Source: Scary Bible Quotes


We need more of these great quotes.
James, I’ve posted a new set of Bible quotes. You can find them here:
More Bible Quotes to Live your Life by. Enjoy.
Apart from your sneery style, you make a good point. Either all the Bible is the inspired word of God or it isn’t, in which case the extra bits should be snipped out, or it plainly admitted that the whole thing is a phoney.
Historically both solutions have been held by some believers (for example those who thought the entire Old Testament should be replaced by the New Testament).

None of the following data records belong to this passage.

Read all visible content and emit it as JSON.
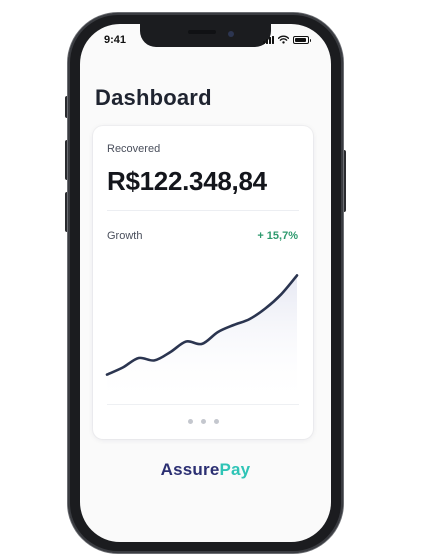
{
  "status_bar": {
    "time": "9:41"
  },
  "header": {
    "title": "Dashboard"
  },
  "card": {
    "recovered_label": "Recovered",
    "recovered_value": "R$122.348,84",
    "growth_label": "Growth",
    "growth_value": "+ 15,7%",
    "pager": {
      "pages": 3
    }
  },
  "chart_data": {
    "type": "area",
    "title": "",
    "xlabel": "",
    "ylabel": "",
    "x": [
      0,
      1,
      2,
      3,
      4,
      5,
      6,
      7,
      8,
      9,
      10,
      11,
      12
    ],
    "series": [
      {
        "values": [
          8,
          14,
          22,
          20,
          27,
          36,
          34,
          44,
          50,
          55,
          64,
          76,
          92
        ]
      }
    ],
    "ylim": [
      0,
      100
    ],
    "grid": false,
    "legend": "none"
  },
  "brand": {
    "part1": "Assure",
    "part2": "Pay"
  },
  "colors": {
    "line": "#2b3550",
    "fill_top": "#e6e8f3",
    "growth_positive": "#2e9a6e",
    "brand_primary": "#2b2f72",
    "brand_accent": "#2fc4b6"
  },
  "icons": {
    "signal": "cellular-signal-icon",
    "wifi": "wifi-icon",
    "battery": "battery-icon"
  }
}
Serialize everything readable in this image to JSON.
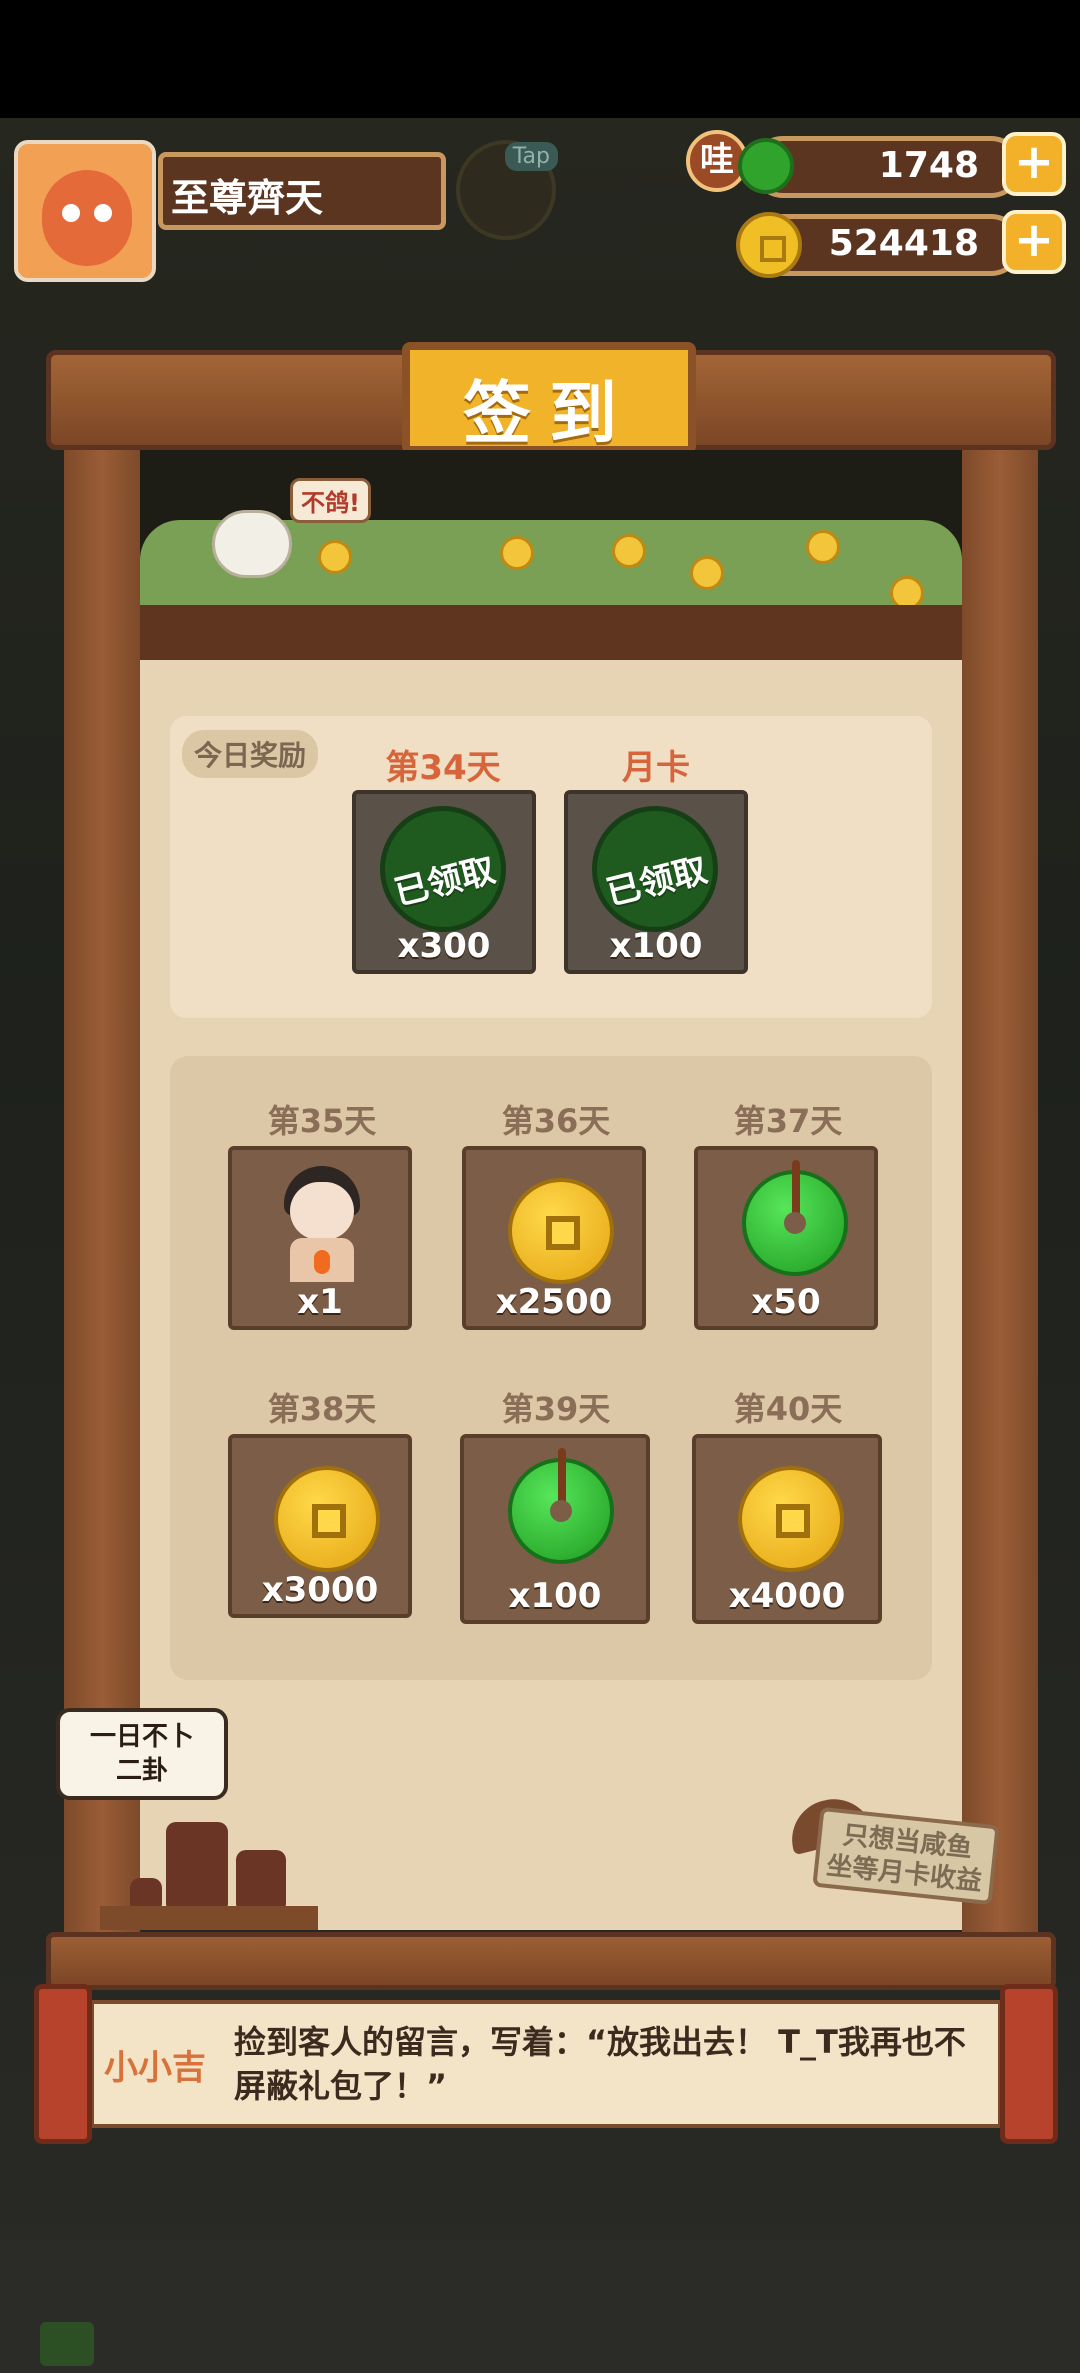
{
  "header": {
    "player_name": "至尊齊天",
    "tap_badge": "Tap",
    "wa_badge": "哇",
    "jade_amount": "1748",
    "coin_amount": "524418",
    "plus_label": "+"
  },
  "signin": {
    "title": "签到",
    "bird_bubble": "不鸽!",
    "today": {
      "tag": "今日奖励",
      "cards": [
        {
          "header": "第34天",
          "status": "已领取",
          "qty": "x300",
          "item": "jade"
        },
        {
          "header": "月卡",
          "status": "已领取",
          "qty": "x100",
          "item": "jade"
        }
      ]
    },
    "upcoming": [
      {
        "day": "第35天",
        "qty": "x1",
        "item": "character"
      },
      {
        "day": "第36天",
        "qty": "x2500",
        "item": "coin"
      },
      {
        "day": "第37天",
        "qty": "x50",
        "item": "jade"
      },
      {
        "day": "第38天",
        "qty": "x3000",
        "item": "coin"
      },
      {
        "day": "第39天",
        "qty": "x100",
        "item": "jade"
      },
      {
        "day": "第40天",
        "qty": "x4000",
        "item": "coin"
      }
    ]
  },
  "decor": {
    "fortune_bubble_line1": "一日不卜",
    "fortune_bubble_line2": "二卦",
    "sign_line1": "只想当咸鱼",
    "sign_line2": "坐等月卡收益"
  },
  "dialog": {
    "speaker": "小小吉",
    "text": "捡到客人的留言，写着：“放我出去！ T_T我再也不屏蔽礼包了！”"
  },
  "colors": {
    "wood": "#7d4a2a",
    "gold": "#f0b329",
    "panel": "#e7d4b4",
    "accent_orange": "#d6653c"
  }
}
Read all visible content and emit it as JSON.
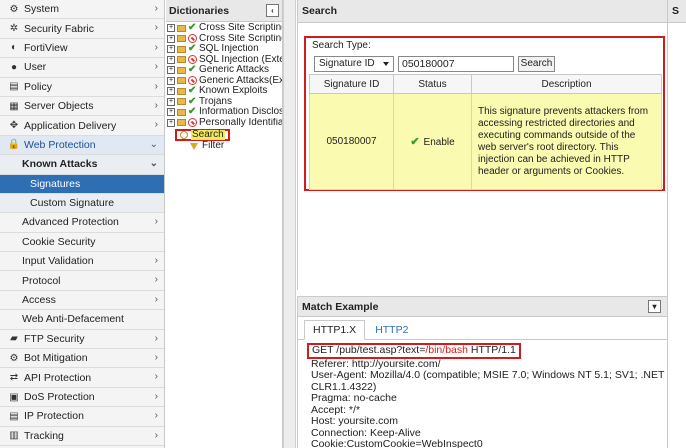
{
  "nav": {
    "items": [
      {
        "icon": "gear-icon",
        "glyph": "⚙",
        "label": "System",
        "chev": "›"
      },
      {
        "icon": "fabric-icon",
        "glyph": "✲",
        "label": "Security Fabric",
        "chev": "›"
      },
      {
        "icon": "fortiview-icon",
        "glyph": "◐",
        "label": "FortiView",
        "chev": "›"
      },
      {
        "icon": "user-icon",
        "glyph": "●",
        "label": "User",
        "chev": "›"
      },
      {
        "icon": "policy-icon",
        "glyph": "▤",
        "label": "Policy",
        "chev": "›"
      },
      {
        "icon": "server-icon",
        "glyph": "▦",
        "label": "Server Objects",
        "chev": "›"
      },
      {
        "icon": "delivery-icon",
        "glyph": "✥",
        "label": "Application Delivery",
        "chev": "›"
      },
      {
        "icon": "lock-icon",
        "glyph": "🔒",
        "label": "Web Protection",
        "chev": "⌄"
      }
    ],
    "known_attacks": "Known Attacks",
    "known_attacks_chev": "⌄",
    "signatures": "Signatures",
    "custom_signature": "Custom Signature",
    "sub_items": [
      {
        "label": "Advanced Protection",
        "chev": "›"
      },
      {
        "label": "Cookie Security",
        "chev": ""
      },
      {
        "label": "Input Validation",
        "chev": "›"
      },
      {
        "label": "Protocol",
        "chev": "›"
      },
      {
        "label": "Access",
        "chev": "›"
      },
      {
        "label": "Web Anti-Defacement",
        "chev": ""
      }
    ],
    "bottom_items": [
      {
        "icon": "ftp-icon",
        "glyph": "▰",
        "label": "FTP Security",
        "chev": "›"
      },
      {
        "icon": "bot-icon",
        "glyph": "⚙",
        "label": "Bot Mitigation",
        "chev": "›"
      },
      {
        "icon": "api-icon",
        "glyph": "⇄",
        "label": "API Protection",
        "chev": "›"
      },
      {
        "icon": "dos-icon",
        "glyph": "▣",
        "label": "DoS Protection",
        "chev": "›"
      },
      {
        "icon": "ip-icon",
        "glyph": "▤",
        "label": "IP Protection",
        "chev": "›"
      },
      {
        "icon": "tracking-icon",
        "glyph": "▥",
        "label": "Tracking",
        "chev": "›"
      }
    ]
  },
  "dictionaries": {
    "title": "Dictionaries",
    "collapse_glyph": "‹",
    "tree": [
      {
        "status": "check",
        "label": "Cross Site Scripting"
      },
      {
        "status": "no",
        "label": "Cross Site Scripting"
      },
      {
        "status": "check",
        "label": "SQL Injection"
      },
      {
        "status": "no",
        "label": "SQL Injection (Exte"
      },
      {
        "status": "check",
        "label": "Generic Attacks"
      },
      {
        "status": "no",
        "label": "Generic Attacks(Ex"
      },
      {
        "status": "check",
        "label": "Known Exploits"
      },
      {
        "status": "check",
        "label": "Trojans"
      },
      {
        "status": "check",
        "label": "Information Disclos"
      },
      {
        "status": "no",
        "label": "Personally Identifia"
      }
    ],
    "search_label": "Search",
    "filter_label": "Filter"
  },
  "search": {
    "panel_title": "Search",
    "type_label": "Search Type:",
    "type_value": "Signature ID",
    "query_value": "050180007",
    "button_label": "Search",
    "columns": [
      "Signature ID",
      "Status",
      "Description"
    ],
    "result": {
      "id": "050180007",
      "status": "Enable",
      "description": "This signature prevents attackers from accessing restricted directories and executing commands outside of the web server's root directory. This injection can be achieved in HTTP header or arguments or Cookies."
    }
  },
  "match": {
    "title": "Match Example",
    "tabs": [
      "HTTP1.X",
      "HTTP2"
    ],
    "req_prefix": "GET /pub/test.asp?text=",
    "req_highlight": "/bin/bash",
    "req_suffix": " HTTP/1.1",
    "lines": [
      "Referer: http://yoursite.com/",
      "User-Agent: Mozilla/4.0 (compatible; MSIE 7.0; Windows NT 5.1; SV1; .NET",
      "CLR1.1.4322)",
      "Pragma: no-cache",
      "Accept: */*",
      "Host: yoursite.com",
      "Connection: Keep-Alive",
      "Cookie:CustomCookie=WebInspect0"
    ]
  },
  "right_strip": {
    "title": "S"
  }
}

You are absolutely right, however, that all the books without exception are “written by third parties” (unlike the Qu’ran which devout Muslims believe was dictated to Mohammed directly). For this very reason you are also right that “they are directly tied to the time and place they were originally written.” However it does not follow that they can just be interpreted in any way at all. The inspiration of the Bible by God in a traditional Christian view is neither dictation, nor the same type of inspiration, say, that led Tolkein to develop his whole landscape of Middle Earth. Rather, God is the true author, in that his basic message is faithfully transmitted, but also the writer (or writers) are the true author, in that they express things in their own language and in their own culture. That is always the way God deals with anyone: as they are - there is no other way, in fact.
Thus we need to be able to separate out specific questions “of the day” and those things that are meant to be universal truths. This is not normally as difficult as you make out. When you live in a nomadic tribe the rules of conduct will differ from when you have established a city. God patiently changes customs and ways of thinking as he teaches his people. We are too impatient with God. Fortunately he is not so with us. All the quotations you bring are from the very earliest books of the Bible and need to be understood in that context of a people still living as nomads. The rules you isolate are in every case, actually civilising curbs on the culture of the day. Note, for example, that at least some protection is now given to a slave. That was not the case in surrounding cultures. It would take some centuries before slavery was first further restricted, then the slaves respected (eg read the letter of Paul to Philemon) and finally slavery outlawed. The passage to an understanding of the inherent human dignity of every person (and thus the immorality of slavery) is a long one. But it would not be fair to ask a Christian, for example, why those who work on the Sabbath should be “put to death”. Indeed if you recall these very questions were asked and answered in the most complete way by Christ himself in the New Testament.
PS as an addendum to my last comment, I would suggest this analogy: it is not fair to complain that doctors did not sterilise their equipment before the discovery of bacteria causing unnecessary disease and death. We should look sympathetically and kindly on those who did what best they could under the circumstances even though we now know better. The Old Testament, especially the first few books should be read with much more empathy than you do. It contains some wonderful stories. The first three chapters of Genesis, for example, are surely unsurpassed even in purely literary terms.